You’re right about MutaMoon being caught between midrange and tempo. Like Counter-Cat, it can play both depending on the matchup (although not as well). I was talking with a friend about it at FNM, and we decided it was closer to aggro-combo than anything. In any case, the decks I design tend to be very tight on mana and try to spend all their cards in a game. I like to win, but I also like to mulligan a lot, and for my games to be very close. Still, “very close” isn’t far off from “losing,” and you raise some interesting points.
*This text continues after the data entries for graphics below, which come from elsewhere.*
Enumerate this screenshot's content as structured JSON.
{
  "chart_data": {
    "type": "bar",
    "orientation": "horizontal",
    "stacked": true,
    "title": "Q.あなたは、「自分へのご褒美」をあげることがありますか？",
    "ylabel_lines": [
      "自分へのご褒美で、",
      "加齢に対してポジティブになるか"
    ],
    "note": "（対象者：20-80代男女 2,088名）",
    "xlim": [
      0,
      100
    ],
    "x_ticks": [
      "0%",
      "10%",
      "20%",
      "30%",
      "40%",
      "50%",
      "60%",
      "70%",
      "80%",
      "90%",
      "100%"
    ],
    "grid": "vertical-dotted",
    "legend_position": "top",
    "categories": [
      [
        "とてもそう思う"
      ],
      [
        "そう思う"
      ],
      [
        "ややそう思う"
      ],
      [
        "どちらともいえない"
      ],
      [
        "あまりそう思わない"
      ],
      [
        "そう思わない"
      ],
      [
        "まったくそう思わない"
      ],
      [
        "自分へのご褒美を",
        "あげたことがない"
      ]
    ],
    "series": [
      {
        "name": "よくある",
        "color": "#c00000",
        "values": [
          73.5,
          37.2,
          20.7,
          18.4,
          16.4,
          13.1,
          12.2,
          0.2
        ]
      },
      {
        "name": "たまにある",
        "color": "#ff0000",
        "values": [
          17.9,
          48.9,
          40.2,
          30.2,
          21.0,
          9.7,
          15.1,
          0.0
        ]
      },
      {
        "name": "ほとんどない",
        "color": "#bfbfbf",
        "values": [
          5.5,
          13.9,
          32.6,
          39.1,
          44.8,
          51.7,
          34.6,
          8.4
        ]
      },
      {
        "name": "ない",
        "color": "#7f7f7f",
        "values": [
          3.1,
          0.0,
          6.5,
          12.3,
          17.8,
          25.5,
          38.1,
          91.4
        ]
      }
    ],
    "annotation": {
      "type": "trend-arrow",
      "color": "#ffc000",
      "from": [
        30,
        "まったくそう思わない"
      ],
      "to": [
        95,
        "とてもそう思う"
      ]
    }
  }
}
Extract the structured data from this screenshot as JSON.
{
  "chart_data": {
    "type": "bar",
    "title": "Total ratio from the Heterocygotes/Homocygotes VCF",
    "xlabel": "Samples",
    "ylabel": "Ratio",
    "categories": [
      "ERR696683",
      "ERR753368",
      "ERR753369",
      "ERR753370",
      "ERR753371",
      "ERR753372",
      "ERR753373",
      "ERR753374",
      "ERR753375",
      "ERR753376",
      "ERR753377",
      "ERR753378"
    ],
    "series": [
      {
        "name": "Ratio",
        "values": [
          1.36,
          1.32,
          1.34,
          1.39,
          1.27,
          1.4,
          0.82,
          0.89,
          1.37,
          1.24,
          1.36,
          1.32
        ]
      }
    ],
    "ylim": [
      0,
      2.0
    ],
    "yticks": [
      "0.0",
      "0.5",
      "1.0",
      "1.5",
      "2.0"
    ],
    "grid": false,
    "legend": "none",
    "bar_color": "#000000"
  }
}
Blood Moon, especially combined with Molten Rain post-board, “turns off” a lot of “hard” answers like Terminate or Decay. It doesn’t matter that Guide is a ritual, or that Magus is a Moon. They’re still bodies, which makes them highly versatile cards. I’ve won plenty of games with Guide and Magus, and that’s one of the main strengths of the deck – the 2/2s actually get there, since Growth, Ghor-Clan pumps, and Bolt/Tarfire back them up.
Decks that don’t care much about Blood Moon (Soul Sisters, UR Twin, Merfolk, Burn? Grishoalbrand?) don’t pack enough removal to warrant extra threats in my SB, and most of them can’t reliably answer Goyf. I have a joke that the only reason people play three-color decks in Modern is so they can kill the thing, but as funny as I think I am, there’s still a lot of truth to that idea. People often splash for “hard” removal. White, the color of Path to Exile, has never been good enough in Modern to put all your eggs into a basket with (or something). The rare UW or GW deck still can’t really answer a Rabblemaster, and remember the Paths opponents cast give us actual cards thanks to the Looting engine. We stop playing lands in excess of four, so an early Path lets us start chaining Lootings into more Tarmogoyfs a lot earlier.
As for “hard”-removal-heavy decks like Jund, boarding out rituals for Molten Rain and grinding them out has been working really well. By “grinding” I don’t mean naturally out-carding them, since that will never happen. We just need to bait out their basics with our six Moons, and then blow them up with Molten Rain. After that, we have all the time in the world. Usually a single Rain takes them off something crucial (black for Terminate and KC, or green for Goyf and Ooze), and as long as they haven’t resolved a bunch of their own Goyfs already, ours will quickly end the game when we draw them, by which time they’ll be 6/7 or something. Rabblemaster is also nutty in this matchup, and might even be better than Goyf. The Goblin is totally Liliana-proof, coming down and immediately generating a creature to sacrifice. Even after she resolves and -2’s, the new Goblin kills her while Rabblemaster comes in for 3. He can trade with Goyfs later on, after a Mutagenic Growth buys him some recruitment time, and then the 1/1s leftover do a lot of work. So I don’t want extra threats in these matchups, either, and as much as Huntmaster shines against BGx, I love Ghor-Clan here as a Bolt-resistant body who wins Goyf wars and grows Rabblemaster past blockers like Tasigur.
Just curious: where do you see these turbo moon decks positioned in a new modern world full of eldrazi, tron and hyper aggressive strategies? Are turn 1-2 moons followed by goyf or rabble pressure enough to cut it, do you think? If not, is there a way to tune the ideas for more success?
I do think they cut it, at least against Eldrazi in my testing. More on this, probably, tomorrow!